Pellerin, Charles (1994). Comparaison génomique de souches du virus de la diarrhée virale bovine- A) Région codant pour la p125- B) Région 5' non-codante Mémoire. Québec, Université du Québec, Institut national de la recherche scientifique, Maîtrise en virologie et immunologie, 224 p.

[img]
Prévisualisation
PDF - Version publiée
Télécharger (66MB) | Prévisualisation

Résumé

En se basant sur leur effet en culture cellulaire, les souches du virus de la diarrhée virale bovine (BVDV) peuvent être divisées en deux biotypes: cytopathogène(CP) et non-cytopathogène (NCP). L'importance de cette distinction se situe au niveau de la pathogénèse de la maladie des muqueuses (MD), une maladie fatale pour l'animal atteint. En effet, le passage d'une souche NCP en souche CP est à l'origine de la MD. Jusqu'à présent, le seul moyen moléculaire de différencier une souche NCP d'une souche CP est la présence, chez cette dernière, d'une protéine de 80 kDa (p80) contrairement aux souches NCP qui ne produisent que la p125, le précurseur de la p80. Jusqu'à maintenant, les souches CP étudiées au niveau des séquences de la p125 ont révélé divers réarrangements conduisant à la production de la p80. Toutefois, certaines souches CP ne semblent pas contenir de réarrangements génomiques importants au niveau du gène codant pour la p125. Ainsi, des mutations ponctuelles au niveau de la p125, ou encore des réarrangements mineurs (délétions et/ou insertions) imperceptibles sans l'analyse détaillée du génome, pourraient potentiellement expliquer l'origine de la p80 chez ces souches.

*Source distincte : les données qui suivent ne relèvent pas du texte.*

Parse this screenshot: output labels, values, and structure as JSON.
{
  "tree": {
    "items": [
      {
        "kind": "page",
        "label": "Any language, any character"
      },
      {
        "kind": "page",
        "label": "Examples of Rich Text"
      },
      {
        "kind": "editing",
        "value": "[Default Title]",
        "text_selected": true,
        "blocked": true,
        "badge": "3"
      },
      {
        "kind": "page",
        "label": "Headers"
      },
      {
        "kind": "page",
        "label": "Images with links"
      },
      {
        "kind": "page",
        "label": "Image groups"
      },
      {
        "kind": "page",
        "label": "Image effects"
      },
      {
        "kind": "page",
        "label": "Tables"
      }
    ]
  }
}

Dans la première partie du projet, la région codant pour la p125 (p54/p80) de deux de ces souches CP intéressantes (Singer et Oregon) et de deux souches NCP(Draper et NY -1) fut amplifiée au moyen de la réaction de polymérase en chaîne (PCR), clonée et séquencée. La séquence en acides aminés de la p125 fut ensuite déduite. Mis à part l'insertion connue de 4 acides aminés retrouvée chez la souche NY -1, aucune déletion ou insertion ne fut rencontrée au niveau de la région amplifiée des autres souches. Cependant, en considérant chacun des résidus d'acides aminés un à un, six différencient les souches Oregon et Singer des souches NCP. Tous ces résidus particuliers se situent au niveau de la portion de la p125 correspondant à la p54. Ceci suggère donc que l'activité protéase de la p80, qui pourrait être responsable du clivage de la p125 en p54 et p80, n'est pas modifiée directement chez les souches CP ne possédant aucun réarrangement. Par contre, il est possible qu'une modification de la p54, ou celle d'un cofacteur hypothétique de la p80, entraîne le clivage de la p125. Du côté de la p54, il est difficile d'attribuer avec certitude une importance quelconque aux six substitutions spécifiques notées car (i) aucun rôle ou domaine de la p54 n'est encore démontré expérimentalement et (ii) beaucoup d'autres mutations sont rencontrées au niveau de la p54; ces mutations ne différencient pas spécifiquement les souches Oregon et Singer des souches NCP, mais pourraient être aussi importantes.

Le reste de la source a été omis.